Ее дыхание учащается.
— Она поселилась у нас вскоре после того, как мама покончила с собой, и стала заботиться обо мне, ну, обо мне и отце… пока он не слинял, не бросил нас. Мне было шестнадцать.
— Он не взял тебя с собой?
— Я ему была не нужна.
Пауза.
— Обидно было?
— Пфф. Я видела, что это неизбежно.
— Как так?
— Ему стало скучно. Я наблюдала, как Анна пытается вернуть его, но чем упорнее она старалась, тем сильнее он презирал ее. А потом он с кем-то познакомился. С кем-то помоложе.

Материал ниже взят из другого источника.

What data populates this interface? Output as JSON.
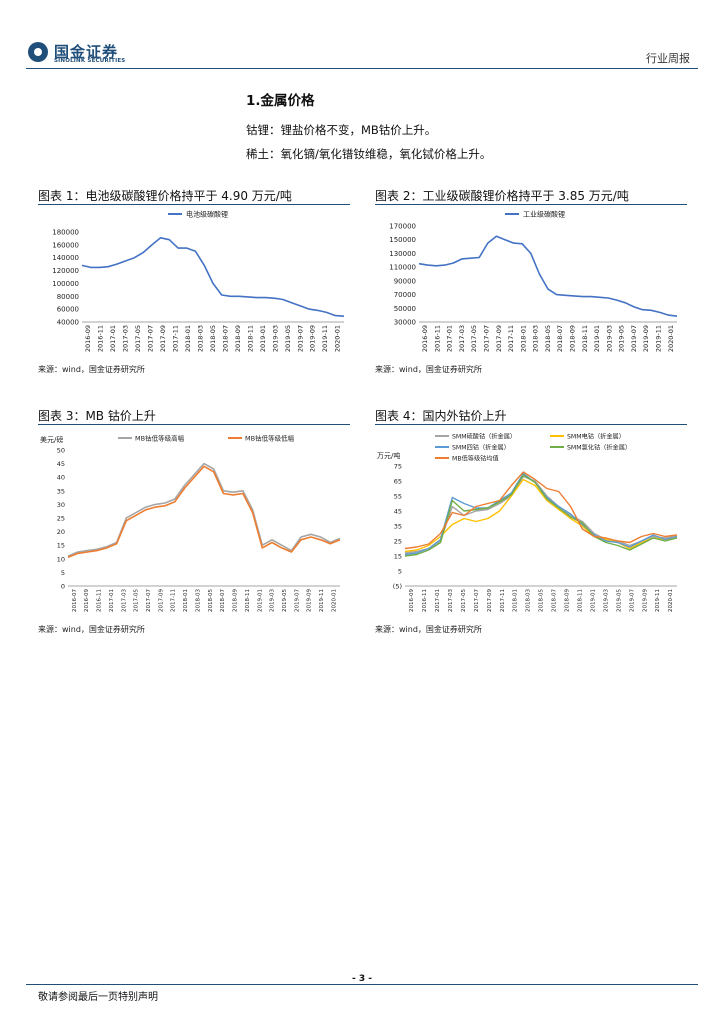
{
  "header": {
    "logo_cn": "国金证券",
    "logo_en": "SINOLINK SECURITIES",
    "report_type": "行业周报"
  },
  "section": {
    "title": "1.金属价格",
    "para1": "钴锂：锂盐价格不变，MB钴价上升。",
    "para2": "稀土：氧化镝/氧化镨钕维稳，氧化铽价格上升。"
  },
  "figures": {
    "fig1_title": "图表 1：电池级碳酸锂价格持平于 4.90 万元/吨",
    "fig2_title": "图表 2：工业级碳酸锂价格持平于 3.85 万元/吨",
    "fig3_title": "图表 3：MB 钴价上升",
    "fig4_title": "图表 4：国内外钴价上升",
    "source": "来源：wind，国金证券研究所"
  },
  "footer": {
    "page": "- 3 -",
    "note": "敬请参阅最后一页特别声明"
  },
  "colors": {
    "brand": "#1f4e79",
    "series_blue": "#4472c4",
    "series_gray": "#a5a5a5",
    "series_orange": "#ed7d31",
    "series_yellow": "#ffc000",
    "series_lightblue": "#5b9bd5",
    "series_green": "#70ad47"
  },
  "chart_data": [
    {
      "id": "c1",
      "type": "line",
      "title": "电池级碳酸锂",
      "ylim": [
        40000,
        180000
      ],
      "yticks": [
        40000,
        60000,
        80000,
        100000,
        120000,
        140000,
        160000,
        180000
      ],
      "ytick_labels": [
        "40000",
        "60000",
        "80000",
        "100000",
        "120000",
        "140000",
        "160000",
        "180000"
      ],
      "xlabels": [
        "2016-09",
        "2016-11",
        "2017-01",
        "2017-03",
        "2017-05",
        "2017-07",
        "2017-09",
        "2017-11",
        "2018-01",
        "2018-03",
        "2018-05",
        "2018-07",
        "2018-09",
        "2018-11",
        "2019-01",
        "2019-03",
        "2019-05",
        "2019-07",
        "2019-09",
        "2019-11",
        "2020-01"
      ],
      "series": [
        {
          "name": "电池级碳酸锂",
          "color": "#4472c4",
          "values": [
            128000,
            125000,
            125000,
            126000,
            130000,
            135000,
            140000,
            148000,
            160000,
            171000,
            168000,
            155000,
            155000,
            150000,
            128000,
            100000,
            82000,
            80000,
            80000,
            79000,
            78000,
            78000,
            77000,
            75000,
            70000,
            65000,
            60000,
            58000,
            55000,
            50000,
            49000
          ]
        }
      ]
    },
    {
      "id": "c2",
      "type": "line",
      "title": "工业级碳酸锂",
      "ylim": [
        30000,
        170000
      ],
      "yticks": [
        30000,
        50000,
        70000,
        90000,
        110000,
        130000,
        150000,
        170000
      ],
      "ytick_labels": [
        "30000",
        "50000",
        "70000",
        "90000",
        "110000",
        "130000",
        "150000",
        "170000"
      ],
      "xlabels": [
        "2016-09",
        "2016-11",
        "2017-01",
        "2017-03",
        "2017-05",
        "2017-07",
        "2017-09",
        "2017-11",
        "2018-01",
        "2018-03",
        "2018-05",
        "2018-07",
        "2018-09",
        "2018-11",
        "2019-01",
        "2019-03",
        "2019-05",
        "2019-07",
        "2019-09",
        "2019-11",
        "2020-01"
      ],
      "series": [
        {
          "name": "工业级碳酸锂",
          "color": "#4472c4",
          "values": [
            115000,
            113000,
            112000,
            113000,
            116000,
            122000,
            123000,
            124000,
            145000,
            155000,
            150000,
            145000,
            144000,
            130000,
            100000,
            78000,
            70000,
            69000,
            68000,
            67000,
            67000,
            66000,
            65000,
            62000,
            58000,
            52000,
            48000,
            47000,
            44000,
            40000,
            38500
          ]
        }
      ]
    },
    {
      "id": "c3",
      "type": "line",
      "ylabel": "美元/磅",
      "ylim": [
        0,
        50
      ],
      "yticks": [
        0,
        5,
        10,
        15,
        20,
        25,
        30,
        35,
        40,
        45,
        50
      ],
      "ytick_labels": [
        "0",
        "5",
        "10",
        "15",
        "20",
        "25",
        "30",
        "35",
        "40",
        "45",
        "50"
      ],
      "xlabels": [
        "2016-07",
        "2016-09",
        "2016-11",
        "2017-01",
        "2017-03",
        "2017-05",
        "2017-07",
        "2017-09",
        "2017-11",
        "2018-01",
        "2018-03",
        "2018-05",
        "2018-07",
        "2018-09",
        "2018-11",
        "2019-01",
        "2019-03",
        "2019-05",
        "2019-07",
        "2019-09",
        "2019-11",
        "2020-01"
      ],
      "series": [
        {
          "name": "MB钴低等级高幅",
          "color": "#a5a5a5",
          "values": [
            11,
            12.5,
            13,
            13.5,
            14.5,
            16,
            25,
            27,
            29,
            30,
            30.5,
            32,
            37,
            41,
            45,
            43,
            35,
            34.5,
            35,
            28,
            15,
            17,
            15,
            13,
            18,
            19,
            18,
            16,
            17.5
          ]
        },
        {
          "name": "MB钴低等级低幅",
          "color": "#ed7d31",
          "values": [
            10.5,
            12,
            12.5,
            13,
            14,
            15.5,
            24,
            26,
            28,
            29,
            29.5,
            31,
            36,
            40,
            44,
            42,
            34,
            33.5,
            34,
            27,
            14,
            16,
            14,
            12.5,
            17,
            18,
            17,
            15.5,
            17
          ]
        }
      ]
    },
    {
      "id": "c4",
      "type": "line",
      "ylabel": "万元/吨",
      "ylim": [
        -5,
        75
      ],
      "yticks": [
        -5,
        5,
        15,
        25,
        35,
        45,
        55,
        65,
        75
      ],
      "ytick_labels": [
        "(5)",
        "5",
        "15",
        "25",
        "35",
        "45",
        "55",
        "65",
        "75"
      ],
      "xlabels": [
        "2016-09",
        "2016-11",
        "2017-01",
        "2017-03",
        "2017-05",
        "2017-07",
        "2017-09",
        "2017-11",
        "2018-01",
        "2018-03",
        "2018-05",
        "2018-07",
        "2018-09",
        "2018-11",
        "2019-01",
        "2019-03",
        "2019-05",
        "2019-07",
        "2019-09",
        "2019-11",
        "2020-01"
      ],
      "legend": [
        "SMM硫酸钴（折金属）",
        "SMM电钴（折金属）",
        "SMM四钴（折金属）",
        "SMM氯化钴（折金属）",
        "MB低等级钴均值"
      ],
      "series": [
        {
          "name": "SMM硫酸钴（折金属）",
          "color": "#a5a5a5",
          "values": [
            17,
            18,
            20,
            25,
            48,
            42,
            45,
            46,
            50,
            55,
            68,
            65,
            55,
            48,
            42,
            38,
            30,
            26,
            25,
            22,
            25,
            28,
            27,
            28
          ]
        },
        {
          "name": "SMM电钴（折金属）",
          "color": "#ffc000",
          "values": [
            18,
            19,
            22,
            28,
            36,
            40,
            38,
            40,
            45,
            55,
            66,
            62,
            52,
            46,
            40,
            35,
            28,
            26,
            24,
            20,
            24,
            27,
            26,
            27
          ]
        },
        {
          "name": "SMM四钴（折金属）",
          "color": "#5b9bd5",
          "values": [
            16,
            17,
            20,
            26,
            54,
            50,
            47,
            47,
            52,
            57,
            70,
            64,
            54,
            48,
            43,
            36,
            29,
            25,
            24,
            21,
            25,
            29,
            26,
            28
          ]
        },
        {
          "name": "SMM氯化钴（折金属）",
          "color": "#70ad47",
          "values": [
            15,
            16,
            19,
            24,
            52,
            45,
            46,
            47,
            51,
            56,
            69,
            64,
            53,
            47,
            41,
            37,
            28,
            24,
            22,
            19,
            23,
            27,
            25,
            27
          ]
        },
        {
          "name": "MB低等级钴均值",
          "color": "#ed7d31",
          "values": [
            20,
            21,
            23,
            30,
            44,
            42,
            48,
            50,
            52,
            62,
            71,
            66,
            60,
            58,
            48,
            33,
            28,
            27,
            25,
            24,
            28,
            30,
            28,
            29
          ]
        }
      ]
    }
  ]
}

— Я имею в виду, тебе было обидно, что он не взял тебя с собой?
Она пожимает плечами, отмахиваясь от моей попытки добраться до ее чувств.
— Анна, естественно, предположила худшее. Что я сорвусь с катушек, сломаюсь. Но я испытала облегчение, когда он ушел. Ну, какая-то часть меня испытала.
— Мы с тобой попытаемся держаться подальше от предположений, — говорю я. — Мы будем работать с чувствами, моделями мышления и поведения, со сновидениями. Иногда, возможно, будет трудно.
Она опять пожимает плечами. Садится прямо и откашливается.
— Я принимала «Сероквель», но он мне не подошел, — говорит она, отводя назад плечи. На этот раз ее голос звучит уверенно. — От него я чувствовала себя уставшей и стала набирать вес. На руках появилась какая-то мерзкая сыпь.
— А сейчас?
— Сейчас я принимаю «Рисперидон».
— Сколько?
— Четыре миллиграмма дважды в день.
— Помогает?
— Кажется, но я хочу сократить дозу. А в конечном итоге вообще отказаться от него.
— Связано ли это с тем, что ты и весь остальной мир считаете сумасшествием? То есть если ты принимаешь лекарство, значит, ты сумасшедшая?
— Ну, вроде того.
— Ясно.
— А еще мне не нравится зависеть от чего-то.
— От чего именно?
— От людей, мест, вещей.
— И от Джозефа… доктора Эпплбаума, твоего прежнего психиатра?